Wer Antiscabiosum 25 % gekauft hat und anwendet, muss diese Emulsion mind. 3 Tage anwenden. Hierzu muss vorher der ganze Körper gewaschen und getrocknet sein. Dann die Emulsion dünn auf die Haut auftragen. Dabei Augen und Schleimhäute ausparen. Empfindliche Menschen, empfinden diese Emulsion als leicht brennend, was wohl dem Wirkstoff Benzylbenzoat geschuldet ist.
Besonders wichtig ist auch, dass sie hygiensiche Maßnahmen beachten, um eine erneute Infektion zu vermeiden (d.h. Fingernägel kurz und sauber halten) ihre Kleidung und Bettwäsche jeden Tag wechseln und bei 60° C waschen, damit die Milben abgetötet werden.

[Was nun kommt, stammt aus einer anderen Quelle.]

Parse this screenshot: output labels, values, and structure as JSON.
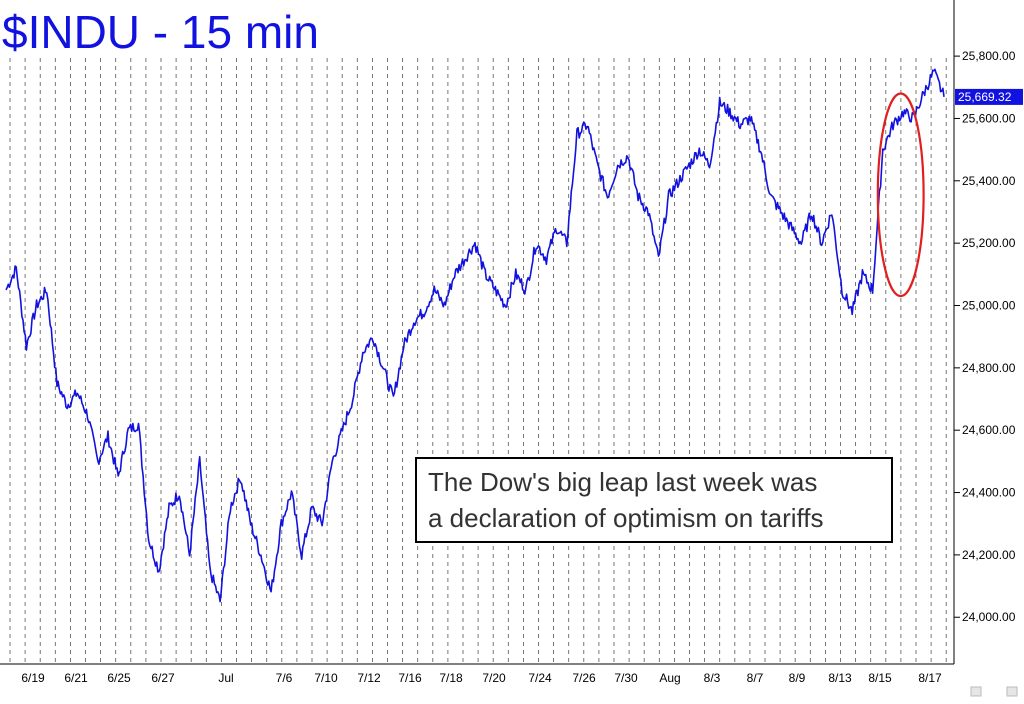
{
  "chart_data": {
    "type": "line",
    "title": "$INDU - 15 min",
    "annotation": [
      "The Dow's big leap last week was",
      "a declaration of optimism on tariffs"
    ],
    "last_price_label": "25,669.32",
    "last_price": 25669.32,
    "ylim": [
      23850,
      25980
    ],
    "y_ticks": [
      {
        "value": 25800,
        "label": "25,800.00"
      },
      {
        "value": 25600,
        "label": "25,600.00"
      },
      {
        "value": 25400,
        "label": "25,400.00"
      },
      {
        "value": 25200,
        "label": "25,200.00"
      },
      {
        "value": 25000,
        "label": "25,000.00"
      },
      {
        "value": 24800,
        "label": "24,800.00"
      },
      {
        "value": 24600,
        "label": "24,600.00"
      },
      {
        "value": 24400,
        "label": "24,400.00"
      },
      {
        "value": 24200,
        "label": "24,200.00"
      },
      {
        "value": 24000,
        "label": "24,000.00"
      }
    ],
    "x_ticks": [
      "6/19",
      "6/21",
      "6/25",
      "6/27",
      "Jul",
      "7/6",
      "7/10",
      "7/12",
      "7/16",
      "7/18",
      "7/20",
      "7/24",
      "7/26",
      "7/30",
      "Aug",
      "8/3",
      "8/7",
      "8/9",
      "8/13",
      "8/15",
      "8/17"
    ],
    "grid": "vertical dashed lines",
    "series": [
      {
        "color": "#1212e0",
        "values": [
          [
            0,
            25050
          ],
          [
            1,
            25120
          ],
          [
            2,
            24870
          ],
          [
            3,
            25000
          ],
          [
            4,
            25050
          ],
          [
            5,
            24750
          ],
          [
            6,
            24680
          ],
          [
            7,
            24720
          ],
          [
            8,
            24650
          ],
          [
            9,
            24500
          ],
          [
            10,
            24580
          ],
          [
            11,
            24450
          ],
          [
            12,
            24600
          ],
          [
            13,
            24620
          ],
          [
            14,
            24250
          ],
          [
            15,
            24150
          ],
          [
            16,
            24350
          ],
          [
            17,
            24400
          ],
          [
            18,
            24200
          ],
          [
            19,
            24500
          ],
          [
            20,
            24150
          ],
          [
            21,
            24050
          ],
          [
            22,
            24350
          ],
          [
            23,
            24450
          ],
          [
            24,
            24300
          ],
          [
            25,
            24200
          ],
          [
            26,
            24080
          ],
          [
            27,
            24300
          ],
          [
            28,
            24400
          ],
          [
            29,
            24200
          ],
          [
            30,
            24350
          ],
          [
            31,
            24300
          ],
          [
            32,
            24500
          ],
          [
            33,
            24600
          ],
          [
            34,
            24700
          ],
          [
            35,
            24850
          ],
          [
            36,
            24900
          ],
          [
            37,
            24800
          ],
          [
            38,
            24700
          ],
          [
            39,
            24870
          ],
          [
            40,
            24950
          ],
          [
            41,
            24980
          ],
          [
            42,
            25050
          ],
          [
            43,
            25000
          ],
          [
            44,
            25100
          ],
          [
            45,
            25150
          ],
          [
            46,
            25200
          ],
          [
            47,
            25100
          ],
          [
            48,
            25050
          ],
          [
            49,
            25000
          ],
          [
            50,
            25100
          ],
          [
            51,
            25050
          ],
          [
            52,
            25200
          ],
          [
            53,
            25150
          ],
          [
            54,
            25250
          ],
          [
            55,
            25200
          ],
          [
            56,
            25550
          ],
          [
            57,
            25580
          ],
          [
            58,
            25450
          ],
          [
            59,
            25350
          ],
          [
            60,
            25450
          ],
          [
            61,
            25480
          ],
          [
            62,
            25350
          ],
          [
            63,
            25300
          ],
          [
            64,
            25150
          ],
          [
            65,
            25350
          ],
          [
            66,
            25400
          ],
          [
            67,
            25450
          ],
          [
            68,
            25500
          ],
          [
            69,
            25450
          ],
          [
            70,
            25650
          ],
          [
            71,
            25620
          ],
          [
            72,
            25580
          ],
          [
            73,
            25600
          ],
          [
            74,
            25500
          ],
          [
            75,
            25350
          ],
          [
            76,
            25300
          ],
          [
            77,
            25250
          ],
          [
            78,
            25200
          ],
          [
            79,
            25300
          ],
          [
            80,
            25200
          ],
          [
            81,
            25300
          ],
          [
            82,
            25050
          ],
          [
            83,
            24980
          ],
          [
            84,
            25100
          ],
          [
            85,
            25050
          ],
          [
            86,
            25500
          ],
          [
            87,
            25580
          ],
          [
            88,
            25620
          ],
          [
            89,
            25600
          ],
          [
            90,
            25680
          ],
          [
            91,
            25750
          ],
          [
            92,
            25669.32
          ]
        ]
      }
    ],
    "highlight": {
      "shape": "ellipse",
      "color": "#e02020",
      "x_index_range": [
        85.5,
        90
      ],
      "y_range": [
        25030,
        25680
      ]
    }
  }
}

Im Handel gibt es auch biologische Mittel (Sprays) auf Basis von Neemöl, um Bettwäsche längerfristig (ca. 8 bis 12 Monate) Milbenfrei zu halten.
Jede Person, die mit Ihnen in Kontakt kommt - insbesondere Familienangehörige und Partner - sollte sobald wie möglich einen Arzt aufsuchen. Der Arzt wird entscheiden, ob diese Personen auch behandelt werden sollen. Wenn infizierte Personen, mit denen Sie Kontakt haben, nicht ebenfalls sofort behandelt werden, besteht die Gefahr, dass Sie durch diese erneut mit Krätze infiziert werden.